Central bank Governor Perng Fai-nan (彭淮南) said yesterday that short-term capital flows have been a major factor affecting currency exchange rates in Taiwan, reiterating the bank’s duty to maintain a “dynamically stable” strategy.
Perng made the remarks while reporting to lawmakers from the legislature’s Finance Committee who visited the central bank yesterday.
His words also came a week after the Taiwan Stock Exchange revoked an unnamed foreign institutional investor’s right to buy local shares for violating foreign exchange regulations.
“They [the central bank] said they can control investors [speculating in the currency market],” said Democratic Progressive Party Legislator Hsueh Ling (薛凌), one of the committee’s conveners, citing Perng’s reports.
Currently, there are 6,858 foreign investors in Taiwan, whose foreign currency transactions account for around 36 percent of total foreign currency transactions, Perng said.

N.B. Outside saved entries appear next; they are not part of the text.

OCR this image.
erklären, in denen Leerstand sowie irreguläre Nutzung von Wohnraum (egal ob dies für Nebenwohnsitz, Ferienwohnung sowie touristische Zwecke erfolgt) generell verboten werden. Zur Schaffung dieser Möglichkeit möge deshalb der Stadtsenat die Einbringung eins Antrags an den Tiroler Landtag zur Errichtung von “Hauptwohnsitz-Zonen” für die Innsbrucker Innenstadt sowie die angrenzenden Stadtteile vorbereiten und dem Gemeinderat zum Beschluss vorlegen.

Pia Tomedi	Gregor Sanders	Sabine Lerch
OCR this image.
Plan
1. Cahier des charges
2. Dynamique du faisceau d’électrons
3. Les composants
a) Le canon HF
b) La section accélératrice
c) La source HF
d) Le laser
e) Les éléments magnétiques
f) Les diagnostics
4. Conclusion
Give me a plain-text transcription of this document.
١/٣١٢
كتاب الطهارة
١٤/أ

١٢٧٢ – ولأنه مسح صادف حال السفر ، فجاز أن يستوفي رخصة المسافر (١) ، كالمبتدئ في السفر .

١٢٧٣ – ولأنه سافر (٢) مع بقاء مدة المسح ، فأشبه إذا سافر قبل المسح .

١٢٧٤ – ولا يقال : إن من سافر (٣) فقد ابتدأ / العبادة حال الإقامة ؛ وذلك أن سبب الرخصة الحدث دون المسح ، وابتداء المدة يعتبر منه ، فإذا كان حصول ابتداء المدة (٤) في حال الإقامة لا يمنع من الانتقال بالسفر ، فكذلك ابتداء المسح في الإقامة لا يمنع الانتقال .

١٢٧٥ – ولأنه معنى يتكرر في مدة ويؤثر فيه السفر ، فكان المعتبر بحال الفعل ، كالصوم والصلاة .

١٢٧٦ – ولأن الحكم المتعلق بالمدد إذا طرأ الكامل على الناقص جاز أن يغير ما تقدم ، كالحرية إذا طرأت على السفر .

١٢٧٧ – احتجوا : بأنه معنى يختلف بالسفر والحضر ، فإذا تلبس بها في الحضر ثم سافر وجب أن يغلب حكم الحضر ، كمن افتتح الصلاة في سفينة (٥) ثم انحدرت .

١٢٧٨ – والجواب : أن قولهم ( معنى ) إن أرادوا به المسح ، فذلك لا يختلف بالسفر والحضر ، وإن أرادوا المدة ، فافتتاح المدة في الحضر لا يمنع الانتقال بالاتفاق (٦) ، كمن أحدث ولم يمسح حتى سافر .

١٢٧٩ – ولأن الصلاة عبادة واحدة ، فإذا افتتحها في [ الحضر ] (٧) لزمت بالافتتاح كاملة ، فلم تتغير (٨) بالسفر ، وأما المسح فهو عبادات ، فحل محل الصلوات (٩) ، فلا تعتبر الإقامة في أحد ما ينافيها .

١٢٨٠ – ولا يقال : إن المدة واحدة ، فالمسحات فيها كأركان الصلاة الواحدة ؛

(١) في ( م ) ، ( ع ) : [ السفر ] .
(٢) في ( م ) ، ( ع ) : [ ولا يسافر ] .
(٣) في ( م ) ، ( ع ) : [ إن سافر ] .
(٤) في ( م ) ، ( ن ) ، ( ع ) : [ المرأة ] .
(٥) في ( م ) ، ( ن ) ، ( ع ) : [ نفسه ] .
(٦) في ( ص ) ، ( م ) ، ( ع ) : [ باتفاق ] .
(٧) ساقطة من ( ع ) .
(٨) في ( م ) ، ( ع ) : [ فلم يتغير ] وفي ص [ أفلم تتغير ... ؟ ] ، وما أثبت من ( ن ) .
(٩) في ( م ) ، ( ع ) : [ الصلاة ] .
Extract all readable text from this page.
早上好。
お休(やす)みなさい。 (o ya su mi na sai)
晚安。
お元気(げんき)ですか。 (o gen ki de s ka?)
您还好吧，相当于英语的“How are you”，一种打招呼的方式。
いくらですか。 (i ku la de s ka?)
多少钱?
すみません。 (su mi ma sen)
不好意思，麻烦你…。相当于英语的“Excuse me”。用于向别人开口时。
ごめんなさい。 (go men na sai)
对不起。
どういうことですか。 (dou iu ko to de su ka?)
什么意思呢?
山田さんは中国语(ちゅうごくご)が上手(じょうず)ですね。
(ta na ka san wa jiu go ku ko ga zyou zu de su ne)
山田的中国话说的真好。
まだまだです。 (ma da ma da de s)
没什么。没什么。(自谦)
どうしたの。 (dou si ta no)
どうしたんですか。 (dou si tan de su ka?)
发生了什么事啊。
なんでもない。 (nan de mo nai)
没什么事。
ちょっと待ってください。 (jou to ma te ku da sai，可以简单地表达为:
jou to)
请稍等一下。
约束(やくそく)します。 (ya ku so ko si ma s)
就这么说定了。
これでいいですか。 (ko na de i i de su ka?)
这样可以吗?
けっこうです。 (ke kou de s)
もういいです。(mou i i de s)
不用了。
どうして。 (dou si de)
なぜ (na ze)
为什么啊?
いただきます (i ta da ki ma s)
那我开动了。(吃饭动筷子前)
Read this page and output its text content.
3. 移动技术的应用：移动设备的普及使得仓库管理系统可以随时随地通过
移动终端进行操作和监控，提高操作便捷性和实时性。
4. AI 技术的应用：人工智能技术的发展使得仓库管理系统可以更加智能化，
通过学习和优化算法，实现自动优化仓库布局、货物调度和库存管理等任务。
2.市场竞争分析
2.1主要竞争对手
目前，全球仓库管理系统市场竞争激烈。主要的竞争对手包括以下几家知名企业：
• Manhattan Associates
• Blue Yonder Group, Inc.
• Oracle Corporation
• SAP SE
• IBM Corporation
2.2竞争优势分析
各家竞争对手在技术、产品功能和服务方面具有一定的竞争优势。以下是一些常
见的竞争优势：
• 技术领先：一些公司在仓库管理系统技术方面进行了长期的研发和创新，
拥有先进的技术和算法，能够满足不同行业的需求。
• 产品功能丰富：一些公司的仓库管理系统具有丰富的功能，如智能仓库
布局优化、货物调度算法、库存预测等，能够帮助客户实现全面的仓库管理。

Meanwhile, 14 percent of capital flows were generated by the 20 foreign investors with the largest number of transactions, the central bank added.
The central bank will control these investors’ movements by instant reporting of their transactions, checking their current accounts and bank inspections.
On Oct. 22, the bank said it had detected a foreign institutional investor that had allegedly speculated on the currency market and never invested in domestic securities as it claimed. The central bank later sent the case to the Financial Supervisory Commission and related agencies for a decision.
In related news, the nation’s foreign exchange reserves hit their highest-ever level last month, which may help ease currency rate volatility, the central bank said.
It was the fourth consecutive month that the nation’s foreign exchange reserves had reached record-highs.
Foreign exchange reserves amounted to US$415.6 billion at the end of last month, an increase of US$2.99 billion from the end of the previous month, the bank said in its monthly report yesterday.
The appreciation of the euro and other currencies against the US dollar was the major factor responsible for the month-on-month increase in foreign exchange reserves last month, as foreign exchange reserves denominated in these currencies were worth more in terms of the base currency, the US dollar, the report said.
Returns from foreign exchange reserves management was the other factor behind the month-on-month rise, it said.
Taiwan still has the fourth-largest foreign exchange reserves in the world, behind China, Japan and Russia.